Faz parte da História Médica Portuense, por exemplo, que o Dr. Fernando José Sarmento Pimentel das Neves incluiu o Conselho Regional da Ordem dos Médicos de 1950 a 55, fez parte da organização de Cursos de Aperfeiçoamento, como aconteceu por exemplo com o de 1952, em que Pimentel das Neves esteve no grupo representante do Hospital Conde Ferreira, como nos respectivos mandatos iniciados em 1956 e 1959 integrou o Conselho Disciplinar Regional do Porto. Sendo de recordar o que se fixou no livro “Memorial Histórico de Rande e Alfozes de Felgueiras”, que o Psiquiatra Dr. Fernando Pimentel das Neves (n. 1918 - f. 1973) foi Director do Hospital Magalhães Lemos e do Conde Ferreira, havendo ocupado o cargo de Director dos Serviços de Psiquiatria da Região Norte e de Delegado do Instituto de Assistência Psiquiátrica da Zona Norte, bem como de Director do Centro de Saúde Mental do Porto.

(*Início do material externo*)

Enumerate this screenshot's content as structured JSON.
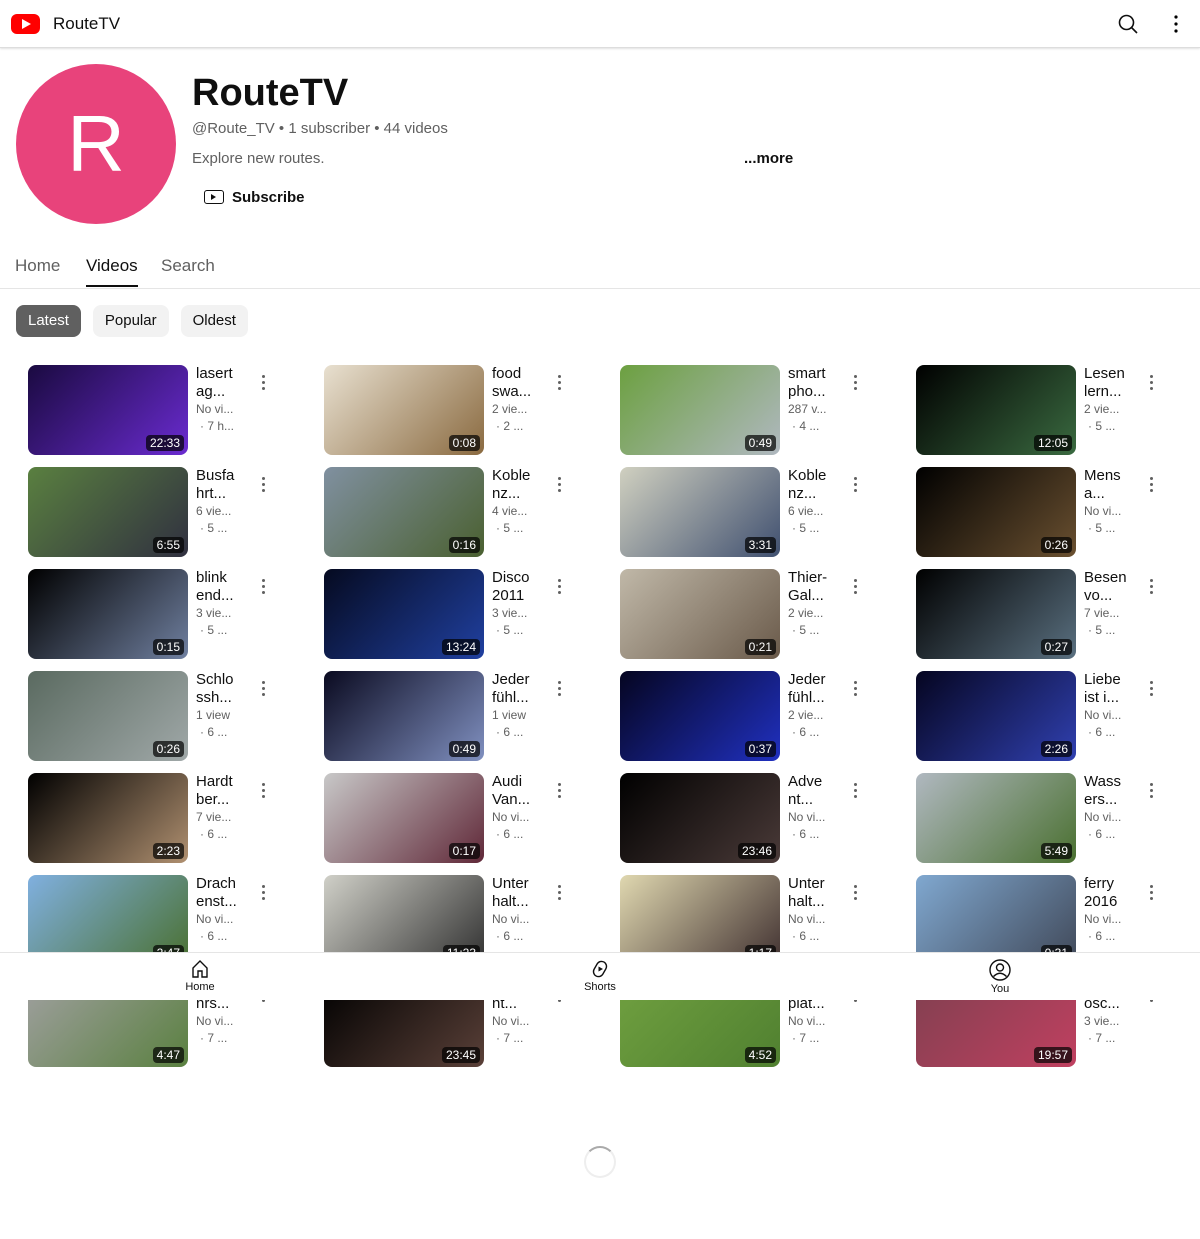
{
  "app": {
    "title": "RouteTV",
    "brand_color": "#ff0000"
  },
  "channel": {
    "avatar_letter": "R",
    "avatar_color": "#e8437b",
    "name": "RouteTV",
    "handle": "@Route_TV",
    "subscribers": "1 subscriber",
    "videos": "44 videos",
    "description": "Explore new routes.",
    "more": "...more",
    "subscribe": "Subscribe"
  },
  "tabs": [
    {
      "label": "Home"
    },
    {
      "label": "Videos",
      "active": true
    },
    {
      "label": "Search"
    }
  ],
  "chips": [
    {
      "label": "Latest",
      "active": true
    },
    {
      "label": "Popular"
    },
    {
      "label": "Oldest"
    }
  ],
  "videos": [
    {
      "l1": "lasert",
      "l2": "ag...",
      "views": "No vi...",
      "age": "· 7 h...",
      "duration": "22:33",
      "c": [
        "#1a0a40",
        "#6a2bd0"
      ]
    },
    {
      "l1": "food",
      "l2": "swa...",
      "views": "2 vie...",
      "age": "· 2 ...",
      "duration": "0:08",
      "c": [
        "#e8e0d0",
        "#8a6a40"
      ]
    },
    {
      "l1": "smart",
      "l2": "pho...",
      "views": "287 v...",
      "age": "· 4 ...",
      "duration": "0:49",
      "c": [
        "#6ca040",
        "#b0b8c0"
      ]
    },
    {
      "l1": "Lesen",
      "l2": "lern...",
      "views": "2 vie...",
      "age": "· 5 ...",
      "duration": "12:05",
      "c": [
        "#000",
        "#3a6a40"
      ]
    },
    {
      "l1": "Busfa",
      "l2": "hrt...",
      "views": "6 vie...",
      "age": "· 5 ...",
      "duration": "6:55",
      "c": [
        "#5a8040",
        "#303040"
      ]
    },
    {
      "l1": "Koble",
      "l2": "nz...",
      "views": "4 vie...",
      "age": "· 5 ...",
      "duration": "0:16",
      "c": [
        "#8090a0",
        "#4a6030"
      ]
    },
    {
      "l1": "Koble",
      "l2": "nz...",
      "views": "6 vie...",
      "age": "· 5 ...",
      "duration": "3:31",
      "c": [
        "#d0d0c0",
        "#405070"
      ]
    },
    {
      "l1": "Mens",
      "l2": "a...",
      "views": "No vi...",
      "age": "· 5 ...",
      "duration": "0:26",
      "c": [
        "#000",
        "#6a5030"
      ]
    },
    {
      "l1": "blink",
      "l2": "end...",
      "views": "3 vie...",
      "age": "· 5 ...",
      "duration": "0:15",
      "c": [
        "#000",
        "#7080a0"
      ]
    },
    {
      "l1": "Disco",
      "l2": "2011",
      "views": "3 vie...",
      "age": "· 5 ...",
      "duration": "13:24",
      "c": [
        "#050a20",
        "#2040a0"
      ]
    },
    {
      "l1": "Thier-",
      "l2": "Gal...",
      "views": "2 vie...",
      "age": "· 5 ...",
      "duration": "0:21",
      "c": [
        "#c0b8a8",
        "#6a5a4a"
      ]
    },
    {
      "l1": "Besen",
      "l2": "vo...",
      "views": "7 vie...",
      "age": "· 5 ...",
      "duration": "0:27",
      "c": [
        "#000",
        "#5a7080"
      ]
    },
    {
      "l1": "Schlo",
      "l2": "ssh...",
      "views": "1 view",
      "age": "· 6 ...",
      "duration": "0:26",
      "c": [
        "#5a6a60",
        "#a0a8a8"
      ]
    },
    {
      "l1": "Jeder",
      "l2": "fühl...",
      "views": "1 view",
      "age": "· 6 ...",
      "duration": "0:49",
      "c": [
        "#0a0a20",
        "#8090c0"
      ]
    },
    {
      "l1": "Jeder",
      "l2": "fühl...",
      "views": "2 vie...",
      "age": "· 6 ...",
      "duration": "0:37",
      "c": [
        "#050520",
        "#2030c0"
      ]
    },
    {
      "l1": "Liebe",
      "l2": "ist i...",
      "views": "No vi...",
      "age": "· 6 ...",
      "duration": "2:26",
      "c": [
        "#050520",
        "#3040b0"
      ]
    },
    {
      "l1": "Hardt",
      "l2": "ber...",
      "views": "7 vie...",
      "age": "· 6 ...",
      "duration": "2:23",
      "c": [
        "#000",
        "#b09070"
      ]
    },
    {
      "l1": "Audi",
      "l2": "Van...",
      "views": "No vi...",
      "age": "· 6 ...",
      "duration": "0:17",
      "c": [
        "#c8c8c8",
        "#602838"
      ]
    },
    {
      "l1": "Adve",
      "l2": "nt...",
      "views": "No vi...",
      "age": "· 6 ...",
      "duration": "23:46",
      "c": [
        "#000",
        "#4a3a38"
      ]
    },
    {
      "l1": "Wass",
      "l2": "ers...",
      "views": "No vi...",
      "age": "· 6 ...",
      "duration": "5:49",
      "c": [
        "#b0b8c0",
        "#4a7030"
      ]
    },
    {
      "l1": "Drach",
      "l2": "enst...",
      "views": "No vi...",
      "age": "· 6 ...",
      "duration": "2:47",
      "c": [
        "#80b0e0",
        "#4a7030"
      ]
    },
    {
      "l1": "Unter",
      "l2": "halt...",
      "views": "No vi...",
      "age": "· 6 ...",
      "duration": "11:23",
      "c": [
        "#d0d0c8",
        "#303030"
      ]
    },
    {
      "l1": "Unter",
      "l2": "halt...",
      "views": "No vi...",
      "age": "· 6 ...",
      "duration": "1:17",
      "c": [
        "#e0d8b0",
        "#403030"
      ]
    },
    {
      "l1": "ferry",
      "l2": "2016",
      "views": "No vi...",
      "age": "· 6 ...",
      "duration": "0:31",
      "c": [
        "#80a8d0",
        "#404858"
      ]
    },
    {
      "l1": "",
      "l2": "hrs...",
      "views": "No vi...",
      "age": "· 7 ...",
      "duration": "4:47",
      "c": [
        "#a0a0a0",
        "#5a8040"
      ]
    },
    {
      "l1": "",
      "l2": "nt...",
      "views": "No vi...",
      "age": "· 7 ...",
      "duration": "23:45",
      "c": [
        "#000",
        "#5a4038"
      ]
    },
    {
      "l1": "",
      "l2": "plat...",
      "views": "No vi...",
      "age": "· 7 ...",
      "duration": "4:52",
      "c": [
        "#70a040",
        "#508030"
      ]
    },
    {
      "l1": "",
      "l2": "osc...",
      "views": "3 vie...",
      "age": "· 7 ...",
      "duration": "19:57",
      "c": [
        "#804050",
        "#c04060"
      ]
    }
  ],
  "bottom_nav": [
    {
      "label": "Home",
      "icon": "home-icon"
    },
    {
      "label": "Shorts",
      "icon": "shorts-icon"
    },
    {
      "label": "You",
      "icon": "account-icon"
    }
  ]
}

Publicou diversos trabalhos sobre Psiquiatria, incluídos nos Anais de Psiquiatria, n’O Médico e Actas do Congresso Mundial de Psiquiatria, além de conter artigos noutras prestigiadas publicações técnicas de medicina e da sua especialidade, tal como colaborou também na Enciclopédia Luso-Brasileira de Cultura. Tendo casado em Rande, na sua terra e paróquia de implantação da casa-mãe da tradicional família, repousou depois, para sempre, também em chão Felgueirense, no campo santo da mesma freguesia.

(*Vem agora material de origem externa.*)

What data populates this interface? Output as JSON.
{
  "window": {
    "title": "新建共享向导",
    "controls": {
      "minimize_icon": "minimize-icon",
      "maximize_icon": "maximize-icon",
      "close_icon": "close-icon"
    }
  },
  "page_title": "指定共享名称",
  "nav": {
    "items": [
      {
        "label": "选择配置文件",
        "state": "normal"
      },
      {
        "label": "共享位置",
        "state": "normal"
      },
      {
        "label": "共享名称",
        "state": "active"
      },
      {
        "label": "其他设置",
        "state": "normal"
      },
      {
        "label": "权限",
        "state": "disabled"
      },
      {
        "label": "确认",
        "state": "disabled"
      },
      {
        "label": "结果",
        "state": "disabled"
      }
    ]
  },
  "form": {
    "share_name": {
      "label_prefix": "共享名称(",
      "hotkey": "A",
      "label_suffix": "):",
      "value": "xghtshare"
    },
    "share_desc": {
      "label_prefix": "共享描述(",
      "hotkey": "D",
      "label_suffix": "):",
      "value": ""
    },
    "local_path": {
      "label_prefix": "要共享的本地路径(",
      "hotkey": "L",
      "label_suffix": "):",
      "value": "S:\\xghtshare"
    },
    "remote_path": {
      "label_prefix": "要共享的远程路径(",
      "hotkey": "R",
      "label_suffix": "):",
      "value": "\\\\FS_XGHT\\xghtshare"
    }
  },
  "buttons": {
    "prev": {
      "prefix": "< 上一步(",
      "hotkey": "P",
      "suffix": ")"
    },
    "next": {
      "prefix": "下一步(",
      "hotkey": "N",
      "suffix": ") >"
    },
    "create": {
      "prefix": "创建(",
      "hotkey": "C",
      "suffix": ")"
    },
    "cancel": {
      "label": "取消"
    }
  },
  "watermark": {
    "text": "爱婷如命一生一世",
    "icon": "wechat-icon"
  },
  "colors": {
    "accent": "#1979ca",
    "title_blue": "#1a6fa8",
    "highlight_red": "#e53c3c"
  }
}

Desenvolvendo um percurso com etapas contemporâneas, o Prof. Dr. Abel José Sampaio da Costa Tavares (n. 1920) constituiu também o Conselho Disciplinar Regional do Porto, eleito em 1959. Consta entre os «anatomistas de carreira» do Laboratório de Cirurgia Experimental do Prof. Hernâni Monteiro (conf. “História da Medicina Portuguesa no Século XX”). Depois de outros desempenhos salientes, mais tarde esteve incluído no núcleo organizador das Bodas de Prata da Ordem dos Médicos, no Conselho Regional do Porto, integrado em comissão que em 1963 realizou importante programa, com saliência para uma Exposição de Artistas Médicos. Incluiu igualmente os Corpos Gerentes de 1971/73 da mesma Secção Regional da sua Ordem, como Delegado à Assembleia Geral. Tendo ainda sido Director do jornal A Ordem, de vinculação diocesana, tem colaboração n’ O Tripeiro, com artigos de articulação historiadora, além de uma vasta produção literário-monográfica. Deste famoso Catedrático, consta seu nome na Base Nacional de Dados Bibliográficos com mais duma centena de publicações, de que é autor e co-autor, desde obras de cariz médico, de investigação, intervenções em congressos, relatórios, estudos culturais, biografias e homenagens a médicos ilustres – cujo conteúdo não podemos aprofundar, por só conhecermos os títulos, nalguns casos mesmo sintomáticos, como “Um retrato com meio século: comentários e saudades”, de 1994.